Die Tische waren reich gedeckt. Großen und kleine Steine lagen zur Auswahl bereit. Werkzeuge ebenfalls. Sägen, um die Steine auf die gewünschte Größe zuzuschneiden. Raspeln und Feilen aller möglichen Größen. Schleifpapier. Von trocken bis nass. Von grob bis fein. Verzaubert berührte ich einen Stein nach dem anderen. Ließ mich berühren. Wählte einen Stein. Ließ mich von einem Stein auswählen, denn das kommt der Sache schon näher. Ein mehrtägiger Dialog begann. Während ich feilte und schliff, offenbarte mir mein Stein seine wahre Form. Dabei wurde ich zu seinem Menschen. Der Beginn einer Freundschaft. Die Delphinschale, die ich unter den oberen Schichten dieses Steines freilegte, ist noch immer bei mir. Nach dem ich die gröberen Arbeiten abgeschlossen hatte, genoss ich den Feinschliff und das ständige Überprüfen der Oberfläche. Die kühle Glätte, durchbrochen von Einschlüssen und Gesteinsschichten, die natürlicherweise zu meinem Stein gehören, ging mir unter die Haut. Als ich vom trockenen Schleifpapier zum nassen überging und deshalb zwischendurch den Stein ins Wasser legte , stieg eine erste Ahnung in mir auf, wie meine Schale vollendet und mit Harzöl versiegelt, aussehen würde. Glänzend, natürlich. Glatt und geschmeidig. Das ist sie bis heute.
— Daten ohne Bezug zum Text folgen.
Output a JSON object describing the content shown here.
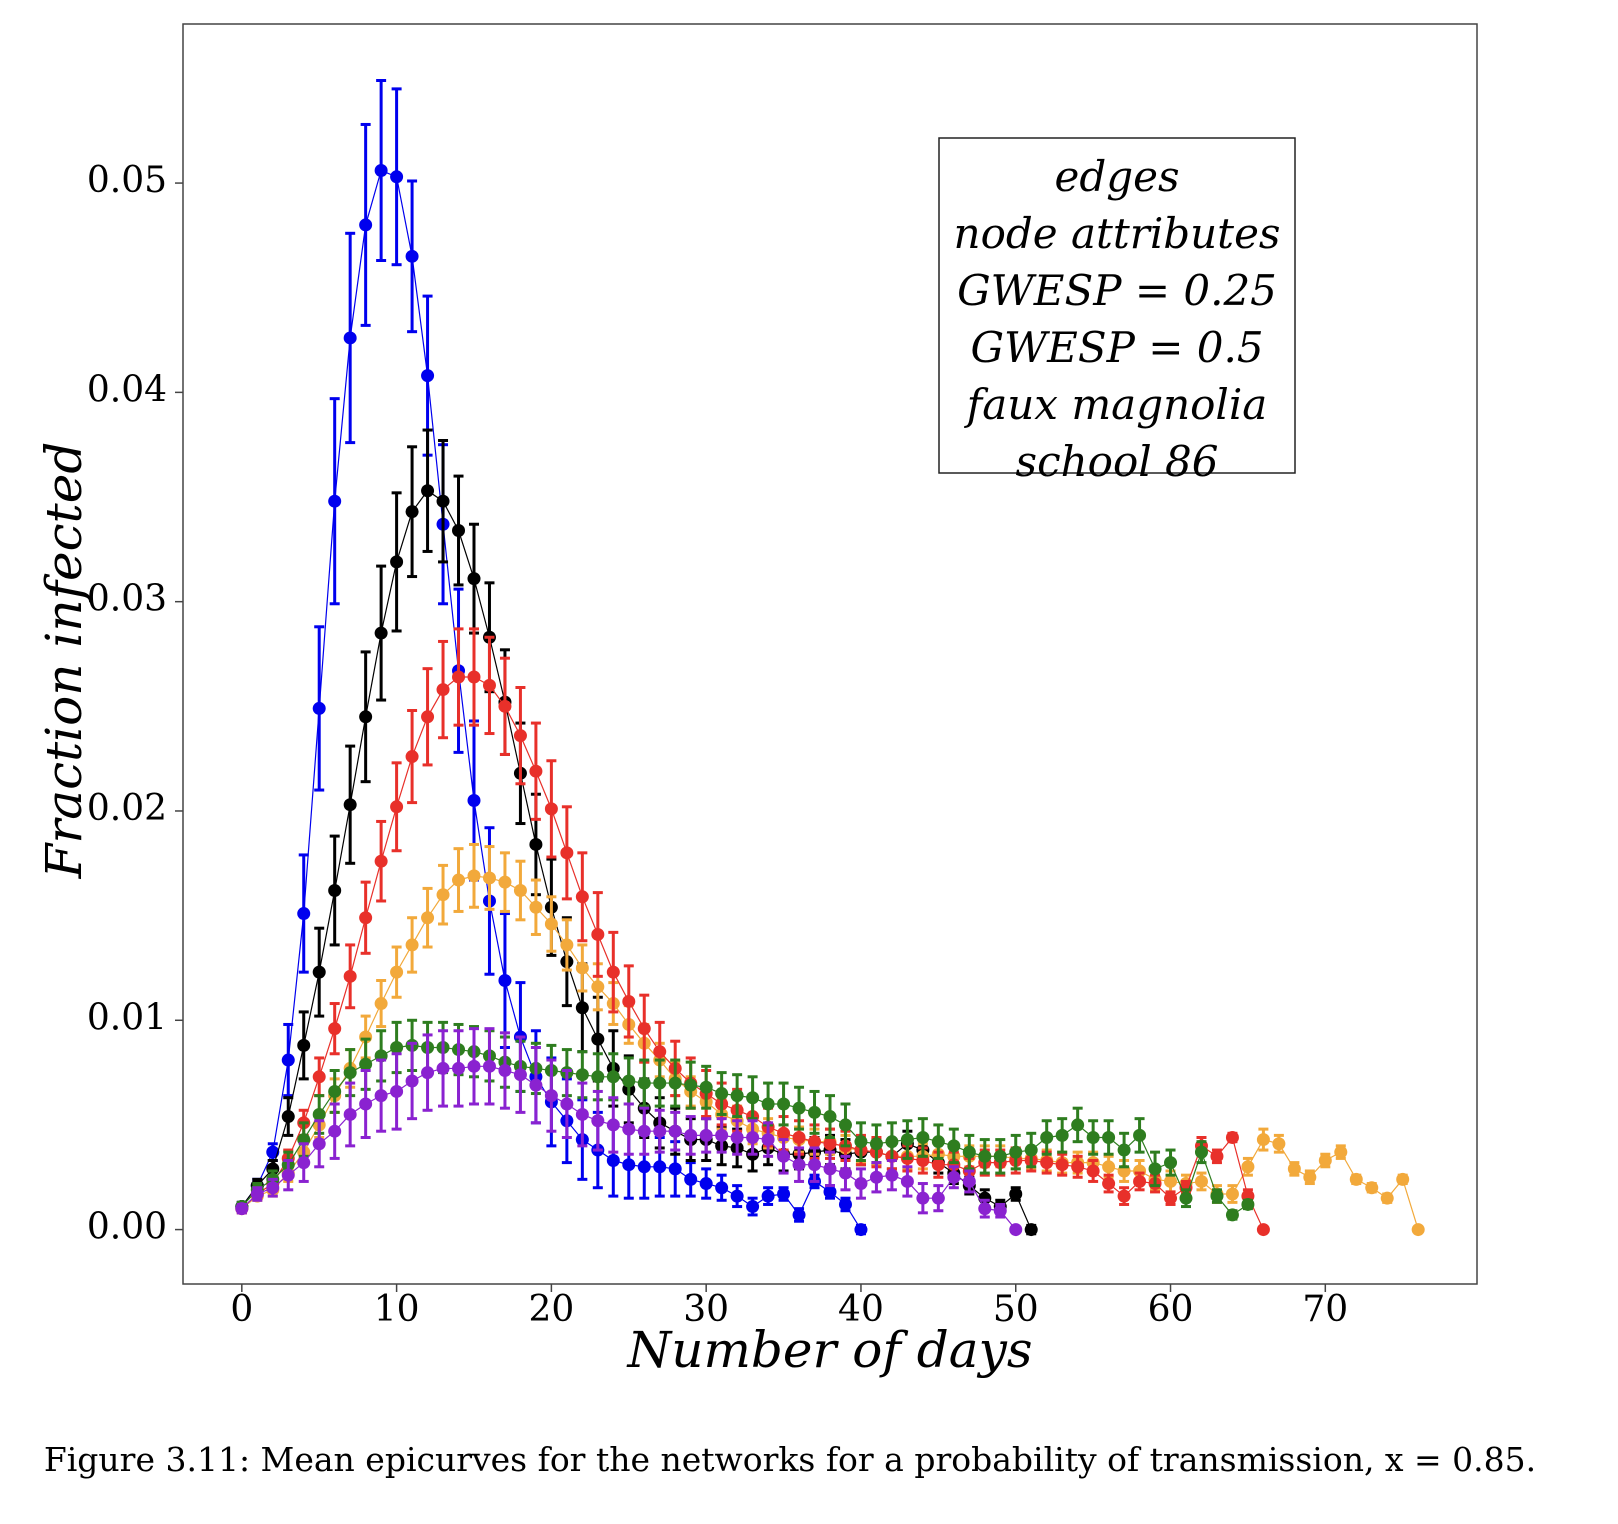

Der Stein ist immer, was er ist. Hat sein Gesicht, seine Gestalt. Und die Fähigkeit, zu wandeln. Ob diese innere Form für Menschenaugen je sicht- und fühlbar wird, ist unwesentlich. Dennoch, wenn er mich auswählt, zeigt er sich bereit, sich mir zu zeigen. Bereit, sich von mir freilegen zu lassen. Der Stein ist der Chef.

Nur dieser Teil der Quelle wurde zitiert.